Quant aux rebelles de Jean-Pierre Bemba, venus de la République démocratique du Congo (RDC), ils étaient au nombre de «1 000 pour aider le gouvernement à se défendre» avance - de source militaire - le quotidien ougandais «New Vision». Le Centrafrique apporte son soutien à Bemba dans sa guerre en RDC, lui fournissant un appui matériel important, surtout depuis le retrait des forces ougandaises. Les hommes de Bemba écoulent également leur café et leur cacao grâce à leur voisin et sont soupçonnés d’organiser un trafic de diamants à travers le Centrafrique. Pour «New Vision», leur «arrivée à Bangui a pour but d’empêcher un débordement des combats dans la zone qu’ils contrôlent». D’autant que l’ethnie de Bozizé étant opposée à celle de Bemba, celui-ci doit absolument empêcher l’accession au pouvoir du général.
 
«La Semaine africaine» rapporte des «scènes d’horreur à Bangui». «Les combattants [de Bemba] se sont livrés à des actes de pillages et à des viols collectifs sur de jeunes Centrafricaines», s’insurge pour sa part le quotidien de RDC «Le Phare». Des ressortissants tchadiens ont également été la cible de tueries, leur pays étant accusé par les autorités de soutenir les putschistes.
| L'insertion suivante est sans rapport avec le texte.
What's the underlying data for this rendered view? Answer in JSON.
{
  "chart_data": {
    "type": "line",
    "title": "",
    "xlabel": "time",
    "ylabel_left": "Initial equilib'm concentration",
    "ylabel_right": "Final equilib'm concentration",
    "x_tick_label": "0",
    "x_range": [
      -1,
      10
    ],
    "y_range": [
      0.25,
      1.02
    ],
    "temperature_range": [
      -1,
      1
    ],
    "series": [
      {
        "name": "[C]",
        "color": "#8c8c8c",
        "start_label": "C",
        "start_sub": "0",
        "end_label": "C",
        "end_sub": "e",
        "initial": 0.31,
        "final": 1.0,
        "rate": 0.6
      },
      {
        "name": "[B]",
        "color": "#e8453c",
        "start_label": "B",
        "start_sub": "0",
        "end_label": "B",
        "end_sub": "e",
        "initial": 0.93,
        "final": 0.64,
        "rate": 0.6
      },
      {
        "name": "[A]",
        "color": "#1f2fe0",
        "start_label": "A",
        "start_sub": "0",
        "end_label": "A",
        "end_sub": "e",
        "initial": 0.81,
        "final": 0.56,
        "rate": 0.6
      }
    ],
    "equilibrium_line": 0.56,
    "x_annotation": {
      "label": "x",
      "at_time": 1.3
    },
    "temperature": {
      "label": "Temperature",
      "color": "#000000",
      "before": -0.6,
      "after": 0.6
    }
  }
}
Le bihebdomadaire centrafricain progouvernemental «CentrAfrique-Presse», qui a adopté un ton ultrapatriotique, parle carrément de «troupes tchadiennes» ayant participé au coup d’Etat.
 
Des accusations qui ne vont pas aider à apaiser les très graves tensions qui opposent les deux voisins d’Afrique centrale. Leurs relations se sont encore détériorées avec «la fuite de Bozizé au Tchad en novembre 2001, après qu’il a été limogé de son poste de chef d’état-major et accusé par le gouvernement de préparer un coup d’Etat», note le quotidien sud-africain «The Mail and Guardian». Ndjaména s’inquiète d’être désormais cerné par la présence libyenne, au nord comme au sud, et de l’aide apportée par Patassé aux rebelles du Sud tchadien. Une situation régionale explosive qui, couplée à un Etat centrafricain où la violence militaire est devenue la seule forme d’_expression_ politique, prépare le terrain pour de nouveaux coups d’Etat.